Topalian's admirers aren't limited to friends and family. In September, he was given an award by the Western Region chapter of the Armenian National Committee of America for his "relentless pursuit of justice for the Armenian nation."

Much of that praise is due to Topalian's tireless advocacy on behalf of Armenian causes during the last decade, a time in which Armenians became an important voting block in several parts of the country, particularly California. In 1991, Topalian became the national chairman of the Armenian National Committee, one of the two major organizations that lobby Washington.

"I haven't followed his story that closely, but I do know that he has done a lot of good things, and people are thankful for that and they support him," says Father Haroutiun Dagley, the priest at St. Gregory of Narek Armenian Church in Richmond Heights, the largest Armenian Church in the area.

That support has turned out to be financial as well as emotional. Last summer, the Mourad Topalian Defense Committee organized five fund-raisers to collect money for his legal bills. At one event in Lexington, Massachusetts, the committee raised $20,000.

One place Armenians seem to be less than passionate about Topalian, curiously enough, is in his own hometown. "The thing is, when we go to church, the subject doesn't come up," says Dr. Sebouh Setrakian, a pathologist at Fairview Hospital who is involved in the Armenian General Benevolent Union and has met Topalian a couple of times. "I've heard he raised a lot of money for the Armenian community, but everything I know I read in The Plain Dealer."

One reason for the ambivalence, say local Armenians, is the obvious unease many people still have in discussing the role of Armenian terrorism against Turks, even 15 years after it stopped.

In the '70s, two Armenian terrorist organizations, the Armenian Secret Army for the Liberation of Armenia (ASALA) and the Justice Commandos -- the group to which Topalian allegedly belonged -- began targeting Turkish government officials. It was their way of reminding the world about what Armenians believe was a genocidal campaign by the Ottoman Empire against their forebears during World War I.

For 85 years, the issue has been fraught with controversy, with precious little ground shared between Turks and Armenians about what exactly happened. Armenians say as many as 1.5 million of their ancestors were systematically slaughtered by the Ottomans from 1915 to 1923. The Turkish government -- which emerged from the ruins of the Ottoman Empire in 1923 -- says both Armenians and Ottomans engaged in atrocities during what was, they say, essentially a civil war.

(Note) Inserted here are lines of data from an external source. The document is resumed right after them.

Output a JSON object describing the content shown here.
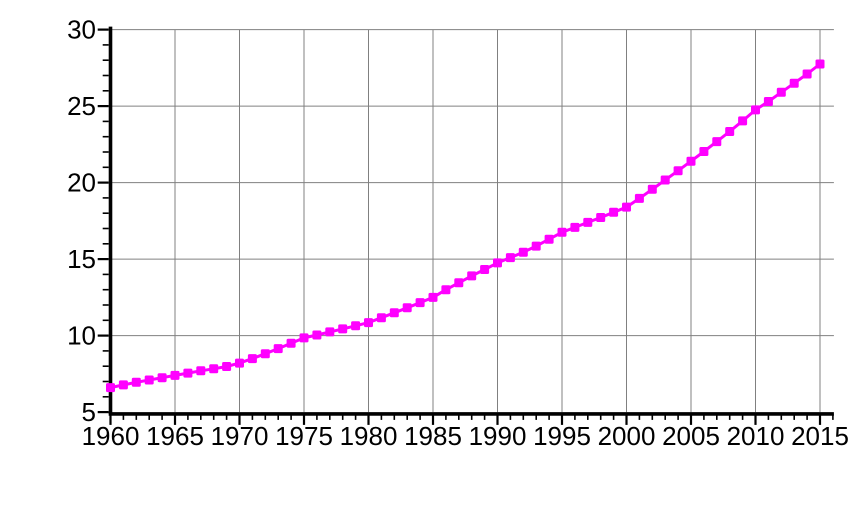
{
  "chart_data": {
    "type": "line",
    "title": "",
    "xlabel": "",
    "ylabel": "",
    "x": [
      1960,
      1961,
      1962,
      1963,
      1964,
      1965,
      1966,
      1967,
      1968,
      1969,
      1970,
      1971,
      1972,
      1973,
      1974,
      1975,
      1976,
      1977,
      1978,
      1979,
      1980,
      1981,
      1982,
      1983,
      1984,
      1985,
      1986,
      1987,
      1988,
      1989,
      1990,
      1991,
      1992,
      1993,
      1994,
      1995,
      1996,
      1997,
      1998,
      1999,
      2000,
      2001,
      2002,
      2003,
      2004,
      2005,
      2006,
      2007,
      2008,
      2009,
      2010,
      2011,
      2012,
      2013,
      2014,
      2015
    ],
    "series": [
      {
        "name": "",
        "color": "#ff00ff",
        "marker": "square",
        "values": [
          6.6,
          6.78,
          6.95,
          7.1,
          7.25,
          7.4,
          7.55,
          7.7,
          7.83,
          7.98,
          8.2,
          8.5,
          8.82,
          9.15,
          9.5,
          9.85,
          10.04,
          10.24,
          10.44,
          10.64,
          10.85,
          11.17,
          11.49,
          11.82,
          12.16,
          12.5,
          13.0,
          13.45,
          13.9,
          14.32,
          14.75,
          15.1,
          15.45,
          15.85,
          16.3,
          16.75,
          17.07,
          17.4,
          17.72,
          18.06,
          18.4,
          18.97,
          19.56,
          20.17,
          20.78,
          21.4,
          22.03,
          22.68,
          23.34,
          24.03,
          24.75,
          25.3,
          25.9,
          26.5,
          27.1,
          27.75
        ]
      }
    ],
    "xlim": [
      1960,
      2016
    ],
    "ylim": [
      5,
      30
    ],
    "x_major_ticks": [
      1960,
      1965,
      1970,
      1975,
      1980,
      1985,
      1990,
      1995,
      2000,
      2005,
      2010,
      2015
    ],
    "y_major_ticks": [
      5,
      10,
      15,
      20,
      25,
      30
    ],
    "x_minor_step": 1,
    "y_minor_step": 1,
    "grid": true,
    "grid_color": "#808080",
    "axis_color": "#000000",
    "background": "#ffffff",
    "legend": "none"
  }
}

The Armenian terrorist groups rose up out of a desire to spotlight what had become a forgotten part of history, says Levon Chorbajian, a scholar with the Zoryan Institute, a Cambridge, Massachusetts-based think tank for studying the Armenian genocide. "By no means was there universal support in the Armenian community for [terrorism]," he says. Even so, "There was a segment in the community that wanted to use terrorism to resurrect the events of 1915 to gain publicity for it, to gain international recognition for the genocide."

But by the mid-'80s, Armenian terrorism had fizzled out, in large part due to infighting among and between ASALA and the Justice Commandos, says Michael M. Gunter, the author of Pursuing the Just Cause of Their People. In addition, the groups' activities had became embarrassing for many Armenians around the world.

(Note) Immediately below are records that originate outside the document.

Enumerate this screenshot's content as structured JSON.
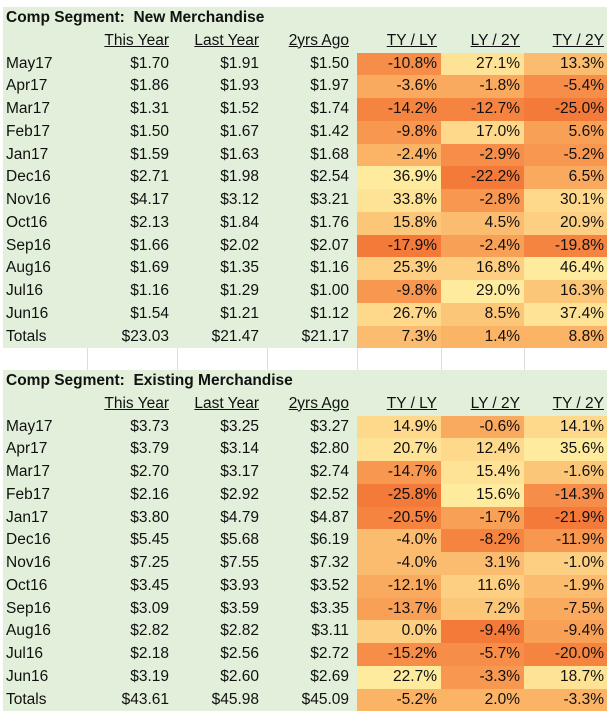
{
  "columns": [
    "This Year",
    "Last Year",
    "2yrs Ago",
    "TY / LY",
    "LY / 2Y",
    "TY / 2Y"
  ],
  "scale_colors": {
    "low": "#f47a3a",
    "mid": "#fbb366",
    "high": "#ffeb9e"
  },
  "sections": [
    {
      "title": "Comp Segment:  New Merchandise",
      "rows": [
        {
          "label": "May17",
          "ty": "$1.70",
          "ly": "$1.91",
          "y2": "$1.50",
          "tyly": "-10.8%",
          "ly2y": "27.1%",
          "ty2y": "13.3%"
        },
        {
          "label": "Apr17",
          "ty": "$1.86",
          "ly": "$1.93",
          "y2": "$1.97",
          "tyly": "-3.6%",
          "ly2y": "-1.8%",
          "ty2y": "-5.4%"
        },
        {
          "label": "Mar17",
          "ty": "$1.31",
          "ly": "$1.52",
          "y2": "$1.74",
          "tyly": "-14.2%",
          "ly2y": "-12.7%",
          "ty2y": "-25.0%"
        },
        {
          "label": "Feb17",
          "ty": "$1.50",
          "ly": "$1.67",
          "y2": "$1.42",
          "tyly": "-9.8%",
          "ly2y": "17.0%",
          "ty2y": "5.6%"
        },
        {
          "label": "Jan17",
          "ty": "$1.59",
          "ly": "$1.63",
          "y2": "$1.68",
          "tyly": "-2.4%",
          "ly2y": "-2.9%",
          "ty2y": "-5.2%"
        },
        {
          "label": "Dec16",
          "ty": "$2.71",
          "ly": "$1.98",
          "y2": "$2.54",
          "tyly": "36.9%",
          "ly2y": "-22.2%",
          "ty2y": "6.5%"
        },
        {
          "label": "Nov16",
          "ty": "$4.17",
          "ly": "$3.12",
          "y2": "$3.21",
          "tyly": "33.8%",
          "ly2y": "-2.8%",
          "ty2y": "30.1%"
        },
        {
          "label": "Oct16",
          "ty": "$2.13",
          "ly": "$1.84",
          "y2": "$1.76",
          "tyly": "15.8%",
          "ly2y": "4.5%",
          "ty2y": "20.9%"
        },
        {
          "label": "Sep16",
          "ty": "$1.66",
          "ly": "$2.02",
          "y2": "$2.07",
          "tyly": "-17.9%",
          "ly2y": "-2.4%",
          "ty2y": "-19.8%"
        },
        {
          "label": "Aug16",
          "ty": "$1.69",
          "ly": "$1.35",
          "y2": "$1.16",
          "tyly": "25.3%",
          "ly2y": "16.8%",
          "ty2y": "46.4%"
        },
        {
          "label": "Jul16",
          "ty": "$1.16",
          "ly": "$1.29",
          "y2": "$1.00",
          "tyly": "-9.8%",
          "ly2y": "29.0%",
          "ty2y": "16.3%"
        },
        {
          "label": "Jun16",
          "ty": "$1.54",
          "ly": "$1.21",
          "y2": "$1.12",
          "tyly": "26.7%",
          "ly2y": "8.5%",
          "ty2y": "37.4%"
        },
        {
          "label": "Totals",
          "ty": "$23.03",
          "ly": "$21.47",
          "y2": "$21.17",
          "tyly": "7.3%",
          "ly2y": "1.4%",
          "ty2y": "8.8%"
        }
      ]
    },
    {
      "title": "Comp Segment:  Existing Merchandise",
      "rows": [
        {
          "label": "May17",
          "ty": "$3.73",
          "ly": "$3.25",
          "y2": "$3.27",
          "tyly": "14.9%",
          "ly2y": "-0.6%",
          "ty2y": "14.1%"
        },
        {
          "label": "Apr17",
          "ty": "$3.79",
          "ly": "$3.14",
          "y2": "$2.80",
          "tyly": "20.7%",
          "ly2y": "12.4%",
          "ty2y": "35.6%"
        },
        {
          "label": "Mar17",
          "ty": "$2.70",
          "ly": "$3.17",
          "y2": "$2.74",
          "tyly": "-14.7%",
          "ly2y": "15.4%",
          "ty2y": "-1.6%"
        },
        {
          "label": "Feb17",
          "ty": "$2.16",
          "ly": "$2.92",
          "y2": "$2.52",
          "tyly": "-25.8%",
          "ly2y": "15.6%",
          "ty2y": "-14.3%"
        },
        {
          "label": "Jan17",
          "ty": "$3.80",
          "ly": "$4.79",
          "y2": "$4.87",
          "tyly": "-20.5%",
          "ly2y": "-1.7%",
          "ty2y": "-21.9%"
        },
        {
          "label": "Dec16",
          "ty": "$5.45",
          "ly": "$5.68",
          "y2": "$6.19",
          "tyly": "-4.0%",
          "ly2y": "-8.2%",
          "ty2y": "-11.9%"
        },
        {
          "label": "Nov16",
          "ty": "$7.25",
          "ly": "$7.55",
          "y2": "$7.32",
          "tyly": "-4.0%",
          "ly2y": "3.1%",
          "ty2y": "-1.0%"
        },
        {
          "label": "Oct16",
          "ty": "$3.45",
          "ly": "$3.93",
          "y2": "$3.52",
          "tyly": "-12.1%",
          "ly2y": "11.6%",
          "ty2y": "-1.9%"
        },
        {
          "label": "Sep16",
          "ty": "$3.09",
          "ly": "$3.59",
          "y2": "$3.35",
          "tyly": "-13.7%",
          "ly2y": "7.2%",
          "ty2y": "-7.5%"
        },
        {
          "label": "Aug16",
          "ty": "$2.82",
          "ly": "$2.82",
          "y2": "$3.11",
          "tyly": "0.0%",
          "ly2y": "-9.4%",
          "ty2y": "-9.4%"
        },
        {
          "label": "Jul16",
          "ty": "$2.18",
          "ly": "$2.56",
          "y2": "$2.72",
          "tyly": "-15.2%",
          "ly2y": "-5.7%",
          "ty2y": "-20.0%"
        },
        {
          "label": "Jun16",
          "ty": "$3.19",
          "ly": "$2.60",
          "y2": "$2.69",
          "tyly": "22.7%",
          "ly2y": "-3.3%",
          "ty2y": "18.7%"
        },
        {
          "label": "Totals",
          "ty": "$43.61",
          "ly": "$45.98",
          "y2": "$45.09",
          "tyly": "-5.2%",
          "ly2y": "2.0%",
          "ty2y": "-3.3%"
        }
      ]
    }
  ]
}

"The implied backing on the part of some of the Armenian community worldwide . . . it became obvious that it was self-defeating and giving the Armenians a bad name," Gunter says.

That history is likely to be revisited in January, when Topalian is scheduled to receive his sentence. Though his plea agreement explicitly distanced him from the Turkish mission bombing, prosecutors have made no secret of their hope to present evidence and witnesses that will link him to the attack.

"Certainly, there is evidence that we would be able to put on or would like to put on to give that indication," says Assistant U.S. Attorney Tom Gruscinski. "Put it this way: We don't usually make allegations we can't back up."